Para el sindicato, esas obligaciones conservan plena vigencia porque no constituyen simples aportes sindicales sino mecanismos de financiamiento de beneficios colectivos. Las cámaras empresarias, en cambio, entendían que la nueva legislación habilitaba a dejar de abonarlas. Frente a ese escenario, el gremio acudió a la Justicia solicitando una medida urgente para evitar que las prestaciones dejaran de financiarse mientras se resuelve el litigio principal.
Del fallo surge que el juez consideró acreditada la denominada "verosimilitud del derecho", uno de los requisitos indispensables para conceder una medida cautelar.
En su resolución recordó la doctrina consolidada de la Cámara Nacional de Apelaciones del Trabajo, que reconoce naturaleza normativa a determinadas cláusulas de los convenios colectivos cuando tienen como finalidad garantizar prestaciones para toda la comunidad de trabajadores alcanzados por la negociación colectiva.
Precisamente sobre ese punto se apoyó para concluir que los artículos cuestionados no regulan simples aportes destinados al funcionamiento sindical, sino contribuciones orientadas a sostener servicios sociales concretos que benefician a los trabajadores y sus familias. El magistrado también entendió que existía peligro en la demora, ya que la interrupción de esos recursos podía afectar inmediatamente la continuidad de esas prestaciones antes de que existiera una sentencia definitiva.

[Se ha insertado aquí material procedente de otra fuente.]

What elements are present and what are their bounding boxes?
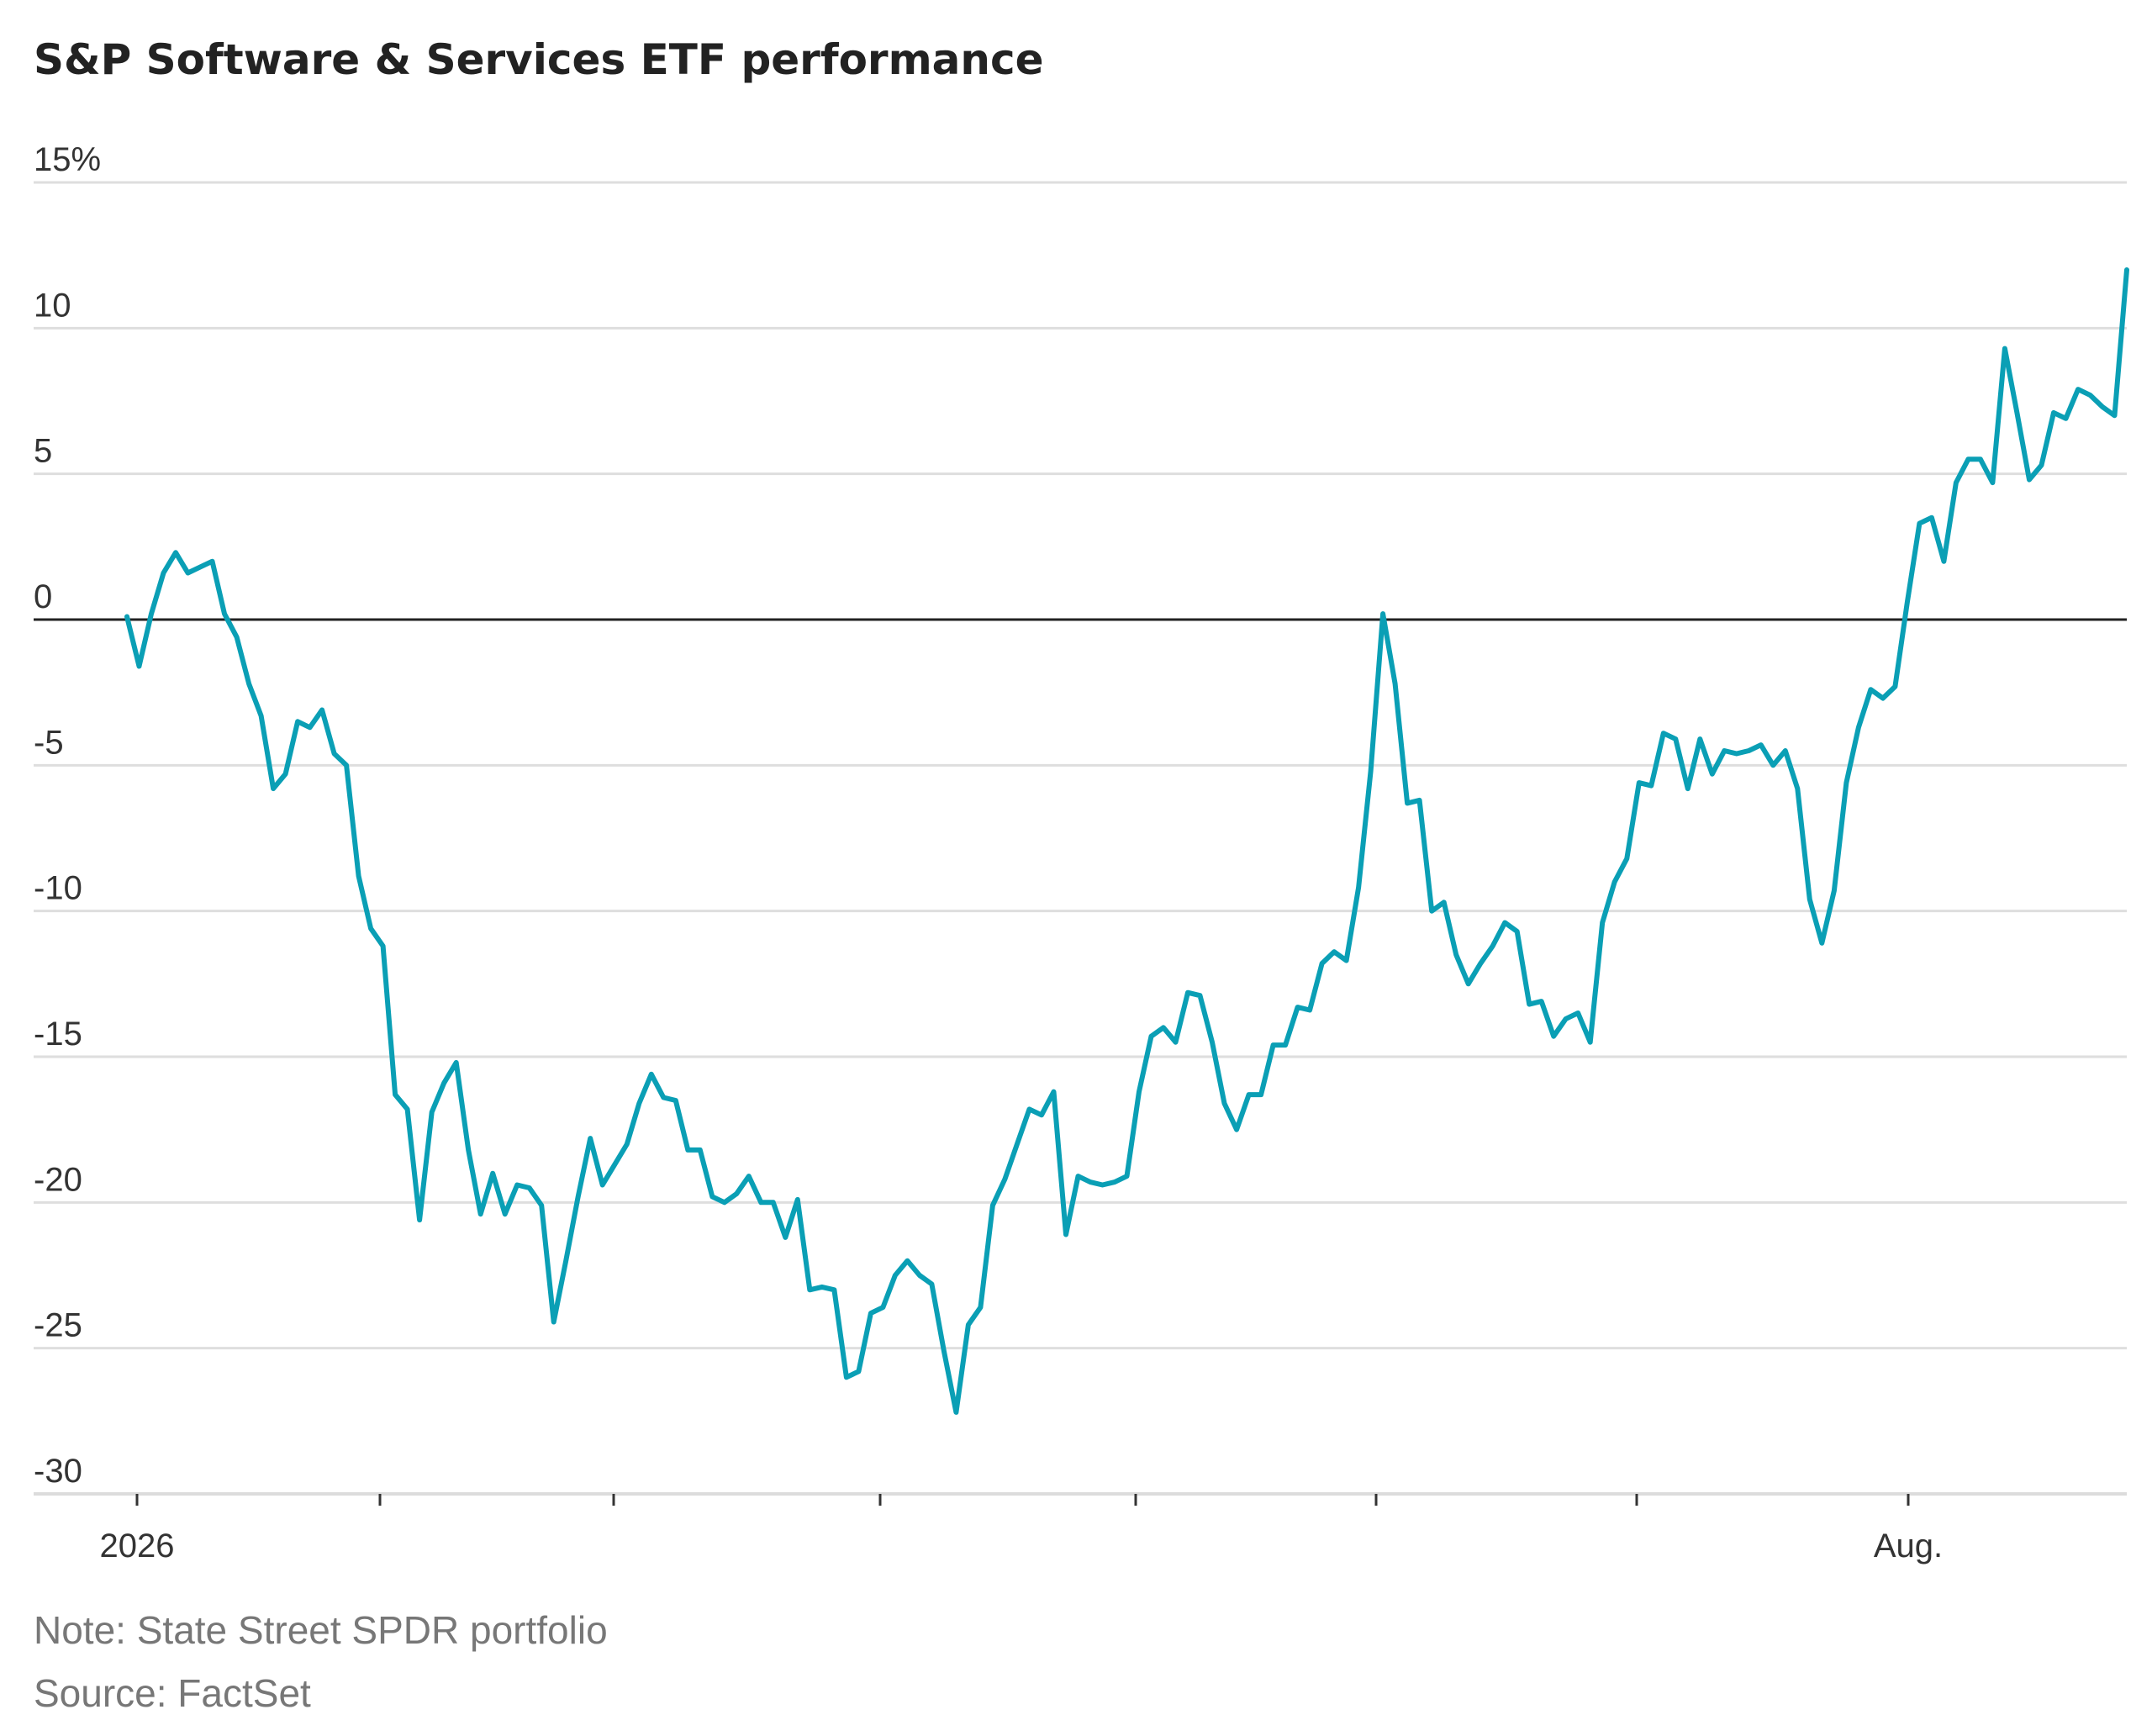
y-tick-label: -5: [34, 724, 64, 761]
y-tick-label: -10: [34, 870, 82, 907]
etf-performance-line: [124, 267, 2129, 1415]
chart-source: Source: FactSet: [34, 1671, 311, 1715]
y-tick-label: -20: [34, 1161, 82, 1198]
y-axis-tick-labels: 15% 10 5 0 -5 -10 -15 -20 -25 -30: [34, 141, 101, 1490]
x-tick-label-2026: 2026: [100, 1528, 175, 1565]
y-tick-label: 5: [34, 433, 52, 470]
x-axis-ticks: [135, 1494, 1910, 1506]
y-tick-label: 10: [34, 287, 71, 324]
y-tick-label: -25: [34, 1307, 82, 1344]
chart-title: S&P Software & Services ETF performance: [34, 35, 1044, 84]
y-tick-label: -15: [34, 1016, 82, 1053]
x-tick-label-aug: Aug.: [1874, 1528, 1943, 1565]
y-tick-label: 0: [34, 578, 52, 615]
chart-note: Note: State Street SPDR portfolio: [34, 1608, 608, 1652]
y-tick-label: 15%: [34, 141, 101, 178]
grid-lines: [34, 181, 2127, 1350]
y-tick-label: -30: [34, 1453, 82, 1490]
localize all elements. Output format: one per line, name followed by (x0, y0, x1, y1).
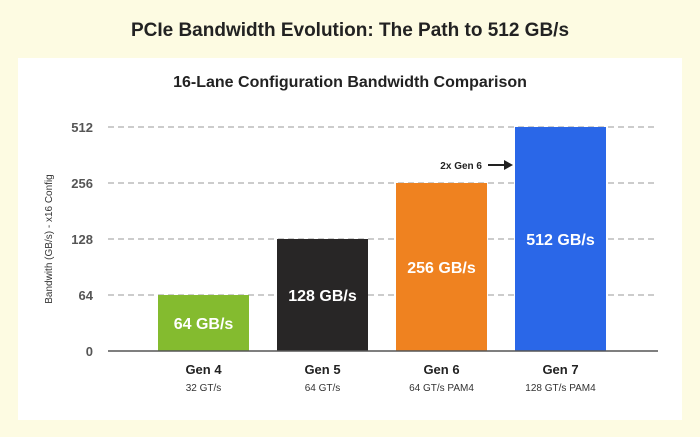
x-tick-sublabel: 64 GT/s PAM4 (409, 383, 474, 394)
bar-data-label: 128 GB/s (288, 288, 357, 305)
page-title: PCIe Bandwidth Evolution: The Path to 51… (130, 20, 570, 41)
bar-gen-6 (396, 183, 487, 351)
x-tick-sublabel: 32 GT/s (186, 383, 222, 394)
bar-data-label: 512 GB/s (526, 232, 595, 249)
y-tick-label: 0 (86, 344, 93, 359)
x-tick-label: Gen 7 (542, 362, 578, 377)
y-axis-label: Bandwith (GB/s) - x16 Config (44, 174, 55, 304)
x-tick-label: Gen 4 (185, 362, 222, 377)
x-tick-sublabel: 64 GT/s (305, 383, 341, 394)
x-tick-label: Gen 6 (423, 362, 459, 377)
y-tick-label: 128 (71, 232, 93, 247)
arrow-right-icon (504, 160, 513, 170)
bar-data-label: 64 GB/s (174, 316, 234, 333)
chart-title: 16-Lane Configuration Bandwidth Comparis… (173, 74, 527, 91)
y-tick-label: 512 (71, 120, 93, 135)
y-tick-label: 256 (71, 176, 93, 191)
bar-gen-4 (158, 295, 249, 351)
annotation-label: 2x Gen 6 (440, 161, 482, 172)
bar-gen-5 (277, 239, 368, 351)
x-tick-sublabel: 128 GT/s PAM4 (525, 383, 596, 394)
bar-data-label: 256 GB/s (407, 260, 476, 277)
y-tick-label: 64 (79, 288, 94, 303)
x-tick-label: Gen 5 (304, 362, 340, 377)
bar-gen-7 (515, 127, 606, 351)
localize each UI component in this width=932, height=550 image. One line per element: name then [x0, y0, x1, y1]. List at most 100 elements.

Aunque el expediente involucra únicamente al sector del vidrio, el criterio judicial trasciende ese convenio colectivo. La resolución marca que la reforma laboral no habilita automáticamente a dejar sin efecto cualquier obligación prevista en convenios colectivos vigentes, especialmente cuando esas cláusulas poseen una finalidad social y forman parte del contenido normativo de la negociación colectiva.
Esa interpretación podría ser invocada en otros conflictos similares que comienzan a aparecer desde la entrada en vigencia de la Ley 27.802. No es un dato menor. Desde que el Congreso aprobó la reforma laboral, distintos sindicatos iniciaron estrategias judiciales para preservar derechos convencionales que consideran amenazados por las nuevas reglas. Cada una de esas causas empieza a construir la jurisprudencia que terminará definiendo el verdadero alcance de la reforma impulsada por el Gobierno.
La decisión del juez Bloise aplica al caso particular, tiene carácter cautelar y todavía deberá resolverse el fondo del litigio. Sin embargo, el fallo constituye un antecedente relevante porque fija un criterio preliminar: las modificaciones introducidas por la Ley 27.802 no desplazan automáticamente las cláusulas convencionales que financian prestaciones sociales para los trabajadores.
Para la administración de Javier Milei, que presentó la modernización laboral como uno de los pilares de su programa de desregulación económica, el caso representa otro recordatorio de que buena parte de la batalla por la reforma ya no se libra en el Congreso, sino en los tribunales.